As Fuller attests, “Denver is the largest metropolitan area in this part of the country, so we serve as a hub for rural areas of Colorado and neighboring states—we have the same draw for isolated LGBT folks that other urban cores have. People come here to find acceptance and to build a community.”
Under the umbrella theme of Viva La Vida, nearly 200 organizations marched in the 42nd annual PrideFest Parade, which traversed a 1.5-mile route from Cheesman Park along Colfax Avenue to Denver’s Golden Triangle. At Civic Center Park, more than 250 vendors offered a plethora of rainbow accoutrements.

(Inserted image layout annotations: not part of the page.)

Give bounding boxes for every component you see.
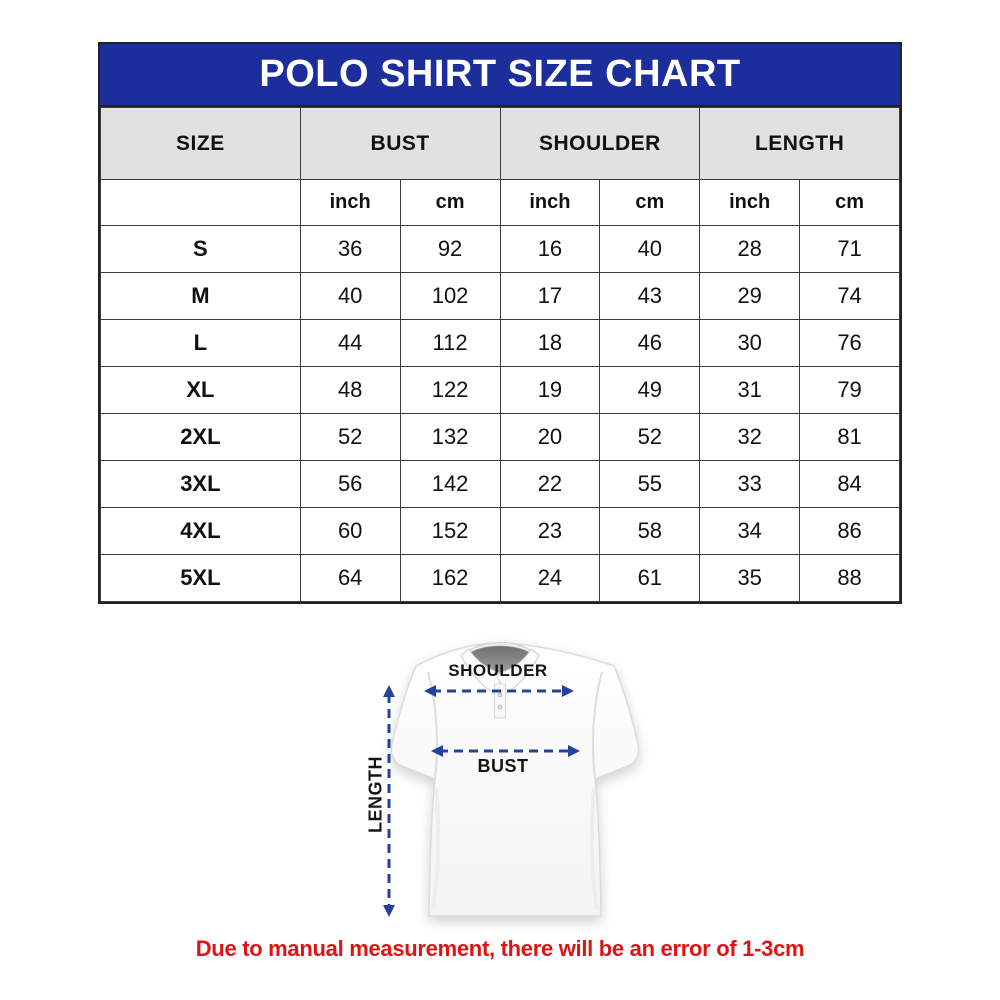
shoulder-label: SHOULDER — [448, 661, 548, 680]
value-cell: 48 — [299, 366, 401, 414]
bust-label: BUST — [477, 756, 529, 776]
size-table: SIZE BUST SHOULDER LENGTH inch cm inch c… — [100, 107, 900, 602]
measurement-note: Due to manual measurement, there will be… — [195, 936, 805, 961]
value-cell: 102 — [399, 272, 501, 320]
value-cell: 43 — [599, 272, 701, 320]
value-cell: 18 — [499, 319, 601, 367]
value-cell: 35 — [699, 554, 801, 602]
value-cell: 49 — [599, 366, 701, 414]
value-cell: 36 — [299, 225, 401, 273]
table-row: XL 48 122 19 49 31 79 — [100, 366, 900, 414]
table-row: 2XL 52 132 20 52 32 81 — [100, 413, 900, 461]
column-header-length: LENGTH — [699, 107, 900, 180]
value-cell: 23 — [499, 507, 601, 555]
table-row: L 44 112 18 46 30 76 — [100, 319, 900, 367]
chart-title-bar: POLO SHIRT SIZE CHART — [100, 44, 900, 107]
value-cell: 17 — [499, 272, 601, 320]
size-cell: 3XL — [100, 460, 301, 508]
value-cell: 152 — [399, 507, 501, 555]
unit-header: inch — [299, 179, 401, 226]
size-cell: 4XL — [100, 507, 301, 555]
value-cell: 92 — [399, 225, 501, 273]
value-cell: 22 — [499, 460, 601, 508]
polo-shirt-figure — [340, 628, 690, 943]
value-cell: 44 — [299, 319, 401, 367]
chart-title: POLO SHIRT SIZE CHART — [259, 53, 741, 95]
value-cell: 79 — [799, 366, 900, 414]
value-cell: 19 — [499, 366, 601, 414]
value-cell: 84 — [799, 460, 900, 508]
table-row: M 40 102 17 43 29 74 — [100, 272, 900, 320]
bust-arrow — [431, 745, 580, 757]
value-cell: 29 — [699, 272, 801, 320]
size-cell: 2XL — [100, 413, 301, 461]
value-cell: 52 — [599, 413, 701, 461]
value-cell: 86 — [799, 507, 900, 555]
size-chart: POLO SHIRT SIZE CHART SIZE BUST SHOULDER… — [98, 42, 902, 604]
table-units-row: inch cm inch cm inch cm — [100, 179, 900, 226]
value-cell: 58 — [599, 507, 701, 555]
unit-header: cm — [799, 179, 900, 226]
value-cell: 81 — [799, 413, 900, 461]
value-cell: 61 — [599, 554, 701, 602]
value-cell: 52 — [299, 413, 401, 461]
value-cell: 112 — [399, 319, 501, 367]
length-label: LENGTH — [365, 756, 386, 833]
size-cell: 5XL — [100, 554, 301, 602]
value-cell: 76 — [799, 319, 900, 367]
value-cell: 28 — [699, 225, 801, 273]
units-blank-cell — [100, 179, 301, 226]
value-cell: 40 — [599, 225, 701, 273]
value-cell: 142 — [399, 460, 501, 508]
table-row: 3XL 56 142 22 55 33 84 — [100, 460, 900, 508]
value-cell: 122 — [399, 366, 501, 414]
value-cell: 64 — [299, 554, 401, 602]
polo-shirt-image — [383, 642, 640, 917]
unit-header: cm — [599, 179, 701, 226]
size-cell: L — [100, 319, 301, 367]
value-cell: 162 — [399, 554, 501, 602]
value-cell: 34 — [699, 507, 801, 555]
value-cell: 40 — [299, 272, 401, 320]
shoulder-arrow — [424, 685, 574, 697]
table-group-header-row: SIZE BUST SHOULDER LENGTH — [100, 107, 900, 180]
size-cell: S — [100, 225, 301, 273]
column-header-shoulder: SHOULDER — [499, 107, 701, 180]
column-header-bust: BUST — [299, 107, 501, 180]
value-cell: 30 — [699, 319, 801, 367]
unit-header: inch — [699, 179, 801, 226]
value-cell: 55 — [599, 460, 701, 508]
size-cell: XL — [100, 366, 301, 414]
unit-header: inch — [499, 179, 601, 226]
table-row: 4XL 60 152 23 58 34 86 — [100, 507, 900, 555]
value-cell: 16 — [499, 225, 601, 273]
value-cell: 31 — [699, 366, 801, 414]
table-row: S 36 92 16 40 28 71 — [100, 225, 900, 273]
unit-header: cm — [399, 179, 501, 226]
value-cell: 33 — [699, 460, 801, 508]
size-cell: M — [100, 272, 301, 320]
value-cell: 88 — [799, 554, 900, 602]
value-cell: 132 — [399, 413, 501, 461]
value-cell: 56 — [299, 460, 401, 508]
value-cell: 32 — [699, 413, 801, 461]
value-cell: 46 — [599, 319, 701, 367]
value-cell: 60 — [299, 507, 401, 555]
length-arrow — [383, 685, 395, 917]
column-header-size: SIZE — [100, 107, 301, 180]
value-cell: 74 — [799, 272, 900, 320]
value-cell: 71 — [799, 225, 900, 273]
table-row: 5XL 64 162 24 61 35 88 — [100, 554, 900, 602]
value-cell: 24 — [499, 554, 601, 602]
value-cell: 20 — [499, 413, 601, 461]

According to Buck, “The common denominator throughout Denver is that it’s open-minded and welcoming to new perspectives and the ability to integrate them. There’s an entrepreneurial spirit and the sense that you can be who you want to be and that spirit is infectious and contagious. It’s relaxed, but at the same time, it’s energized.”
Denver’s erstwhile mayor, Colorado Governor John Hickenlooper addressed the Pride Rally for Equality, reminding the audience of the importance of voting and of Colorado’s ongoing commitment to equality.
“Denver’s LGBT scene is so diverse,” says Calagna. “We have One Colorado, and there’s a huge lesbian scene between Denver and Boulder, and we have all the greatest deejays—and DragNation and Tracks. You ask any of the queens from RuPaul and they’ll tell you, DragNation is the greatest show in America. The scene, the crowd, the diversity. It feels old school and yet still very modern. What can I say, Denver is the shit.”
The future is coming, in spite of the current Presidential administration’s desire to turn back time—and, more than ever, the future looks like Denver.